3 year old kids can navigate a tablet, and it's only going to get easier.
 
I'd disagree with that, if anything computers of any sort have gotten consistently easier to use.
3 year old kids can navigate a tablet, and it's only going to get easier.
They're being raised with them. My mother still types e-mails with all caps.
 
But no one trained them how to use them. People literally hand the kid a tablet and let them go. It's that easy.

I've worked with immigrants and refugees. The kids learn English in weeks and the parents struggle for years. Kids are learning machines.
 
Definitely. I'm in my 50s and have been using computers since the 1980s. My parents use computers daily. Bill Gates and Steve Jobs were born before me. I'm not an especially technological person and have never learned how to program or anything like that but I've used computers almost daily for decades.
This for me too. I was involved in uses for (and problems of using) the Internet as soon as it was coming in.
 
I'd argue that KeithD and Simon are actually far more tech savvy than my generation, the "digital natives" who grew up with it.
Had a Computer Science Prof in college who wrote WYSIWYG on the board and asked if any of us knew what it meant. 60 some odd Freshman and Sophmores, one guy raises his hand, the old guy in the class, in his 40s.

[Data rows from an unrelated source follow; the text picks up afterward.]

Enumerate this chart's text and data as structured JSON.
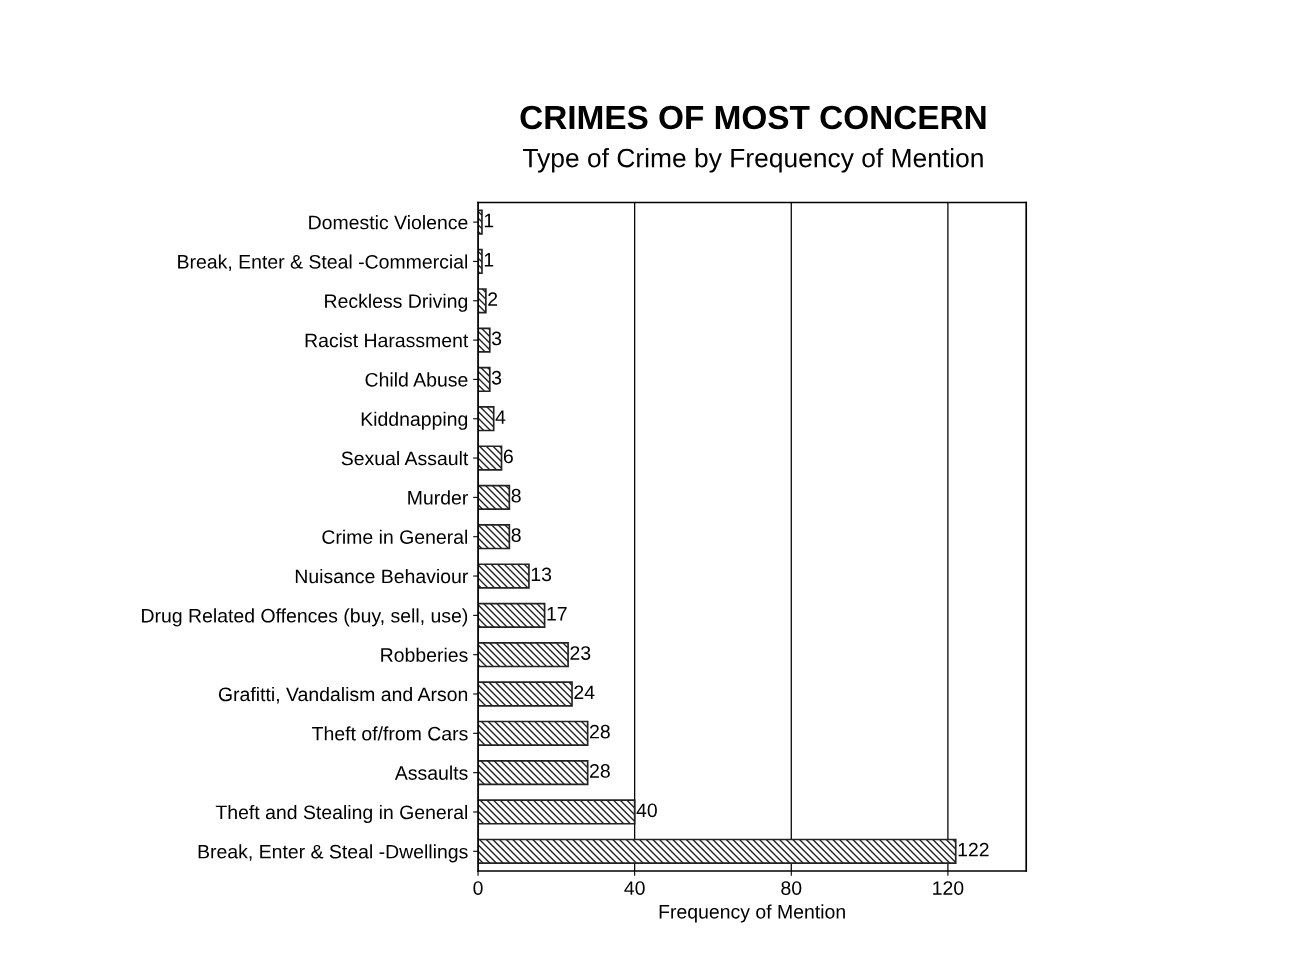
{
  "chart_data": {
    "type": "bar",
    "orientation": "horizontal",
    "title": "CRIMES OF MOST CONCERN",
    "subtitle": "Type of Crime by Frequency of Mention",
    "xlabel": "Frequency of Mention",
    "categories": [
      "Domestic Violence",
      "Break, Enter & Steal -Commercial",
      "Reckless Driving",
      "Racist Harassment",
      "Child Abuse",
      "Kiddnapping",
      "Sexual Assault",
      "Murder",
      "Crime in General",
      "Nuisance Behaviour",
      "Drug Related Offences (buy, sell, use)",
      "Robberies",
      "Grafitti, Vandalism and Arson",
      "Theft of/from Cars",
      "Assaults",
      "Theft and Stealing in General",
      "Break, Enter & Steal -Dwellings"
    ],
    "values": [
      1,
      1,
      2,
      3,
      3,
      4,
      6,
      8,
      8,
      13,
      17,
      23,
      24,
      28,
      28,
      40,
      122
    ],
    "color": "#222222",
    "xlim": [
      0,
      140
    ],
    "xticks": [
      0,
      40,
      80,
      120
    ],
    "grid": "x",
    "data_labels": true
  }
}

He went into the history of word processors, back in the day with no mice you just had to know a bunch of commands to make anything happen. And no Googling or YouTube to bail you put.
Told my Great-grandmother about it later, she's in her 90s and she laughed and told me about learning Word Perfect and Lotus 123 when the office she worked in went to computers.
I realized really quickly my generation is on easy mode.
 
And no Googling or YouTube to bail you put.
Yeah, I had to learn programming from books. Spent a lot of time in B&N agonizing over which one to spend my last twenty bucks on.
I'd argue that KeithD and Simon are actually far more tech savvy than my generation, the "digital natives" who grew up with it.
"Tech" is no longer a single category. I can write code, but I don't know much about using a tablet/phone beyond basic stuff. I can't physically repair a computer, aside from the most basic stuff. I use Linux, but mostly because it makes programming easier. And because it's free, it has better security, it doesn't do wierd shit when it updates, and for other uses it isn't much different than other desktop OSs now. I can't do much fancy stuff with it. But put me in front of a Windows computer now, and I'm lost. And I never really did get Mac's way of doing things.

'Savvy' comes in a lot of nearly unrelated flavors.